WASHINGTON, The Washington Post
In its first two months, the Bush administration has managed to defuse some of the international opposition to its missile defense plans by showing determination to proceed, appealing for unity among allies and engaging in subtle horse trading, particularly with Britain.
The administration’s strategy in meetings with foreign leaders — including British Prime Minister Tony Blair and South Korean President Kim Dae-jung — has been to seek accord on the fundamental need for some kind of missile defense, while postponing discussion of precisely what type of system should be built and how to rewrite arms control agreements to allow it.
Blair and Kim made clear that they continue to have concerns about America’s plans. But under the White House’s prodding, both of them signed nearly identical communiques acknowledging the existence of long-range missile threats and the need for defense to be part of a strategy against such threats.
“We’re not expecting anyone to say, ‘Gee, anything the Americans do we’ll be happy with,'” a senior Bush administration official said before the Kim meeting.”What we’re looking for is that they understand that the world has changed, that they understand it takes offensive and defensive, as well as nonproliferation, efforts to deal with a changing world.
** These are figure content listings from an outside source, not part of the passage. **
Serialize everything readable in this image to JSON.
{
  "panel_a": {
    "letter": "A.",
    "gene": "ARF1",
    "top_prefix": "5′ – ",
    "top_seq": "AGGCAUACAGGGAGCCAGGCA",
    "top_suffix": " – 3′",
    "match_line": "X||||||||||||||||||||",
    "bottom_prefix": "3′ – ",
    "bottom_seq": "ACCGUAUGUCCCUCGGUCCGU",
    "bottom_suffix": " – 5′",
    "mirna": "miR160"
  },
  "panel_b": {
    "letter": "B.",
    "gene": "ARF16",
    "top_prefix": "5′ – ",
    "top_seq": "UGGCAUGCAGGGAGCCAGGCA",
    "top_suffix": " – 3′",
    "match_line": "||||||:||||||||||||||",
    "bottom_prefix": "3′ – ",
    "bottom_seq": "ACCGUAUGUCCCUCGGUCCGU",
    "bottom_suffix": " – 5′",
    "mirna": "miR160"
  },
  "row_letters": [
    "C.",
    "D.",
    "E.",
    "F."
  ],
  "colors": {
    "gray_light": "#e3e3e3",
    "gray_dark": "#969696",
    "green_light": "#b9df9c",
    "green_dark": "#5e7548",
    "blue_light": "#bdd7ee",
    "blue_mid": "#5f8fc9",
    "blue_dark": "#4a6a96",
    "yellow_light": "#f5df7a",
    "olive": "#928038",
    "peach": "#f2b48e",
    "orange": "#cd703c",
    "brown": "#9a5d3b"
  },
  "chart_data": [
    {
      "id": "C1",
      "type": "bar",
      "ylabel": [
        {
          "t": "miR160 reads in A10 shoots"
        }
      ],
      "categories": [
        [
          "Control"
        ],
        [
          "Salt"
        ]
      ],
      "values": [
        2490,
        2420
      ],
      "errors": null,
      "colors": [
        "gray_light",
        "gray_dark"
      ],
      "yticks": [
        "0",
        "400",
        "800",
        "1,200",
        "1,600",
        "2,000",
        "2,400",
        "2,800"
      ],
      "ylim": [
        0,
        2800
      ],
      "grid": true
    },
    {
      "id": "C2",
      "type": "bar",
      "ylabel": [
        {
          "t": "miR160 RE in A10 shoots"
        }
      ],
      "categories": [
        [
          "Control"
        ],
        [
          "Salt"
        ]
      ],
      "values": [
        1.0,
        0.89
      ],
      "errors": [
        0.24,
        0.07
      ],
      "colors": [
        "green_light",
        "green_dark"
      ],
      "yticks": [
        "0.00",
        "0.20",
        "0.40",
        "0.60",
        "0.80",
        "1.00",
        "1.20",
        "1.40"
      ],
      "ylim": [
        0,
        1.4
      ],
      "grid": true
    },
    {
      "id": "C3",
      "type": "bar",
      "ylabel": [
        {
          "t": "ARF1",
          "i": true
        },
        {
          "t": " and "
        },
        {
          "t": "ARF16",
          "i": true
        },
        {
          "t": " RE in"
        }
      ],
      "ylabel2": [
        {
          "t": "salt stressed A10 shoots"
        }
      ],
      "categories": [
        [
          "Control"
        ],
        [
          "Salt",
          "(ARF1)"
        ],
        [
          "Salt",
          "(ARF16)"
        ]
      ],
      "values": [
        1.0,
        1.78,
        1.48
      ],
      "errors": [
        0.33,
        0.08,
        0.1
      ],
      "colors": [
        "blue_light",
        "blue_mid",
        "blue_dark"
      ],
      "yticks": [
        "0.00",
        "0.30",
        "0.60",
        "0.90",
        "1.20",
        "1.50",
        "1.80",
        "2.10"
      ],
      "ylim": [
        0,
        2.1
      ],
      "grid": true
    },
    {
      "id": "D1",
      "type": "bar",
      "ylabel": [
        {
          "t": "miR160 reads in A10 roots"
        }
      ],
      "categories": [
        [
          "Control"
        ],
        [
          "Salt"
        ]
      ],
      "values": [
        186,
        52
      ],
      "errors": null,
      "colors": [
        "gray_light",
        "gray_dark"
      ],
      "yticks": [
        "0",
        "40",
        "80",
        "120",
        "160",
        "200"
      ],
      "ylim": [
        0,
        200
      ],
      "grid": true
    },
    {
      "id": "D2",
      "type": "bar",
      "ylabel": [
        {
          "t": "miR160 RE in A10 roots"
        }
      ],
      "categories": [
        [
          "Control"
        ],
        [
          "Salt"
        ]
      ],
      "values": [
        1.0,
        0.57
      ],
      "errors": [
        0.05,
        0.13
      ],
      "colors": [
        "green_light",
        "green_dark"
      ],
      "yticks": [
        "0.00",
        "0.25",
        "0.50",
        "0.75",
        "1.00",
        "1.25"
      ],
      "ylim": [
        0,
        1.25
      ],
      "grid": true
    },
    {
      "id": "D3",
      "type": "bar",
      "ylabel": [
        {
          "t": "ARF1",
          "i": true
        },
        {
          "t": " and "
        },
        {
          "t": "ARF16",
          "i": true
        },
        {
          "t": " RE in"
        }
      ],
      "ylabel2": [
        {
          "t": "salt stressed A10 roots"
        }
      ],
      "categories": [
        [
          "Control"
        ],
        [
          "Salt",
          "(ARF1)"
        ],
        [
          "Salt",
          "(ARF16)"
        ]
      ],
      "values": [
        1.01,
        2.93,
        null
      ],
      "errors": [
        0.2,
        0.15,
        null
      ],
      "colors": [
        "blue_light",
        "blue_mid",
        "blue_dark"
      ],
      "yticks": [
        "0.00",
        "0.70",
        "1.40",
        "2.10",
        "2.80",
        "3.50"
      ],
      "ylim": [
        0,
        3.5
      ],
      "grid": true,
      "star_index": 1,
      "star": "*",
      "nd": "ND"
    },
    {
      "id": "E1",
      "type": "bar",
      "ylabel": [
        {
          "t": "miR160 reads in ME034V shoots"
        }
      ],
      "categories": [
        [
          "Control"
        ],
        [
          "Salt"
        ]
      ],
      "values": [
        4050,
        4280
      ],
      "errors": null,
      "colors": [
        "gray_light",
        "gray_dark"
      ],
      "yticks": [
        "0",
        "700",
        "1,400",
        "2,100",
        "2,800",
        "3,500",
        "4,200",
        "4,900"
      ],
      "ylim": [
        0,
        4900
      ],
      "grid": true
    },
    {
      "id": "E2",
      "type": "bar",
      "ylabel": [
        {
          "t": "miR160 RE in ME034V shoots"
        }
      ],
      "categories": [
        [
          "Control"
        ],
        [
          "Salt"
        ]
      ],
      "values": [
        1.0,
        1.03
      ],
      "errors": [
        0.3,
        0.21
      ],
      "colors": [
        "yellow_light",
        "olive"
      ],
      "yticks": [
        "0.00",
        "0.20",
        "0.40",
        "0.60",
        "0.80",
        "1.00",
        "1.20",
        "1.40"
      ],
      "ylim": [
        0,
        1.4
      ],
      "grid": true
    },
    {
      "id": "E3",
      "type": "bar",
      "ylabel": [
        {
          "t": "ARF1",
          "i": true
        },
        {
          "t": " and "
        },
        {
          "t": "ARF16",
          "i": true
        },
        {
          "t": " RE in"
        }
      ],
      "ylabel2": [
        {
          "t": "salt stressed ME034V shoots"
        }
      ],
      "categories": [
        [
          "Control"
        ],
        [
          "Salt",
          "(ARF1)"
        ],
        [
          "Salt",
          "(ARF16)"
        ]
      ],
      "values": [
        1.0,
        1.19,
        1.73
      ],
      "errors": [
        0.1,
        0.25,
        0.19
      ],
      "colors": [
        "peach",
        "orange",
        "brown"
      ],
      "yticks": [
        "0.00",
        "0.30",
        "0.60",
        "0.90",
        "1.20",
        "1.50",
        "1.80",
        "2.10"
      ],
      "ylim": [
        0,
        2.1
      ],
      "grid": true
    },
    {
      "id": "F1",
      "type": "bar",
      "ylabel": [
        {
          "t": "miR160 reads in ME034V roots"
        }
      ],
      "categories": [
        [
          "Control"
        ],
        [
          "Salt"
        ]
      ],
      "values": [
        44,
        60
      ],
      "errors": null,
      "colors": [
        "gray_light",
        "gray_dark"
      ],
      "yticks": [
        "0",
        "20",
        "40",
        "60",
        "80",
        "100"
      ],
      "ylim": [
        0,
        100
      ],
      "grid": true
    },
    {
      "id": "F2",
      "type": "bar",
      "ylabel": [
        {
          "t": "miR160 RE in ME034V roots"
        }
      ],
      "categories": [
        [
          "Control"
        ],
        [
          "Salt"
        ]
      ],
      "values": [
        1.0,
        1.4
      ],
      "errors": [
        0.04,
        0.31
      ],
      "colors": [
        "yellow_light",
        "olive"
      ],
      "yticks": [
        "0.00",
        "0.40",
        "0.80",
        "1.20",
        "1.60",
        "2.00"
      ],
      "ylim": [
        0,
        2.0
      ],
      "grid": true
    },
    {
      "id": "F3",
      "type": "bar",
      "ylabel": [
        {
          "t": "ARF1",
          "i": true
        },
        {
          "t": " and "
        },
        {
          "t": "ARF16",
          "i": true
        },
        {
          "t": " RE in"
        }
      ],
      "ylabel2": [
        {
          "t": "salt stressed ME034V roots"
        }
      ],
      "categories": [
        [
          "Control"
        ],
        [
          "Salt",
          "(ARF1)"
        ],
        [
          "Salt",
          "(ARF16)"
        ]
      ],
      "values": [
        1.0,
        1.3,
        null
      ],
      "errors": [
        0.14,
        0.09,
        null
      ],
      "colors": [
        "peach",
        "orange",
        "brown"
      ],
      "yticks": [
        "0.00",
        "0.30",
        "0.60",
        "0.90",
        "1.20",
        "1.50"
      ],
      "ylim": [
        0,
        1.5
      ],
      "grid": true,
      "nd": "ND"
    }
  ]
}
And that they understand that the president of the United States is absolutely serious about deployment of missile defenses when appropriate. … That’s all we’re asking from anyone at this time.”
Foreign leaders have bowed in part to a sense that a U.S. missile defense system is inevitable. “There is a recognition in the alliance that the decision has been taken and the (Bush) administration will not be talked out of it and that we should have a healthy discussion about how and when,” said NATO’s British secretary general, George Robertson.
During last year’s election campaign, Bush strongly advocated national and theater missile defense systems that would protect not only the 50 states, but also America’s allies and troops stationed abroad. The Clinton administration had pursued a more limited system and had tried, without success, to negotiate with Russia over amendments to the 1972 Anti-Ballistic Missile Treaty, which prohibits national missile defenses. Bush and his advisers dismissed the ABM Treaty as “a relic” and said a system should be built regardless of Russia’s opposition.
Since taking office, however, Bush has neither rushed to abrogate the treaty nor pushed talks with Moscow. Rather, the administration’s priority has been to allay the widespread fear among America’s allies that Bush’s plan could fuel an arms race among countries eager to overwhelm the new defenses, undermine the basic architecture of arms control and separate America, which would possess enormously costly missile defenses, from the rest of the world.
In early February, Defense Secretary Donald Rumsfeld told European leaders gathered in Munich that missile defense “should be of concern to no one, save those who would threaten others.” And to emphasize that America will share its defenses, Bush administration officials have dropped the word “national” when talking about missile defense.
“I think that taking the ‘N’ out of ‘NMD’ has changed perceptions” that the United States would use missile defense to withdraw from, or dictate to, the rest of the world, Robertson said in Washington.
European leaders can afford to soft-pedal their opposition partly because the reality of missile defense is far away. Its technical feasibility remains unproven. The Bush administration has not decided whether it wants a system that intercepts missiles in mid-flight or in their initial “boost” phase. And even if the plans were clear and workable, it would take years — and tens of billions of dollars — to build.
“All the political downsides — seeming disputes with allies, upset with Russia and China — all the negative political effects of these come now even though the military payoff is years down the road,” said another senior Bush administration official. “That’s what we’re dealing with. Part of the job now is getting a common framework.”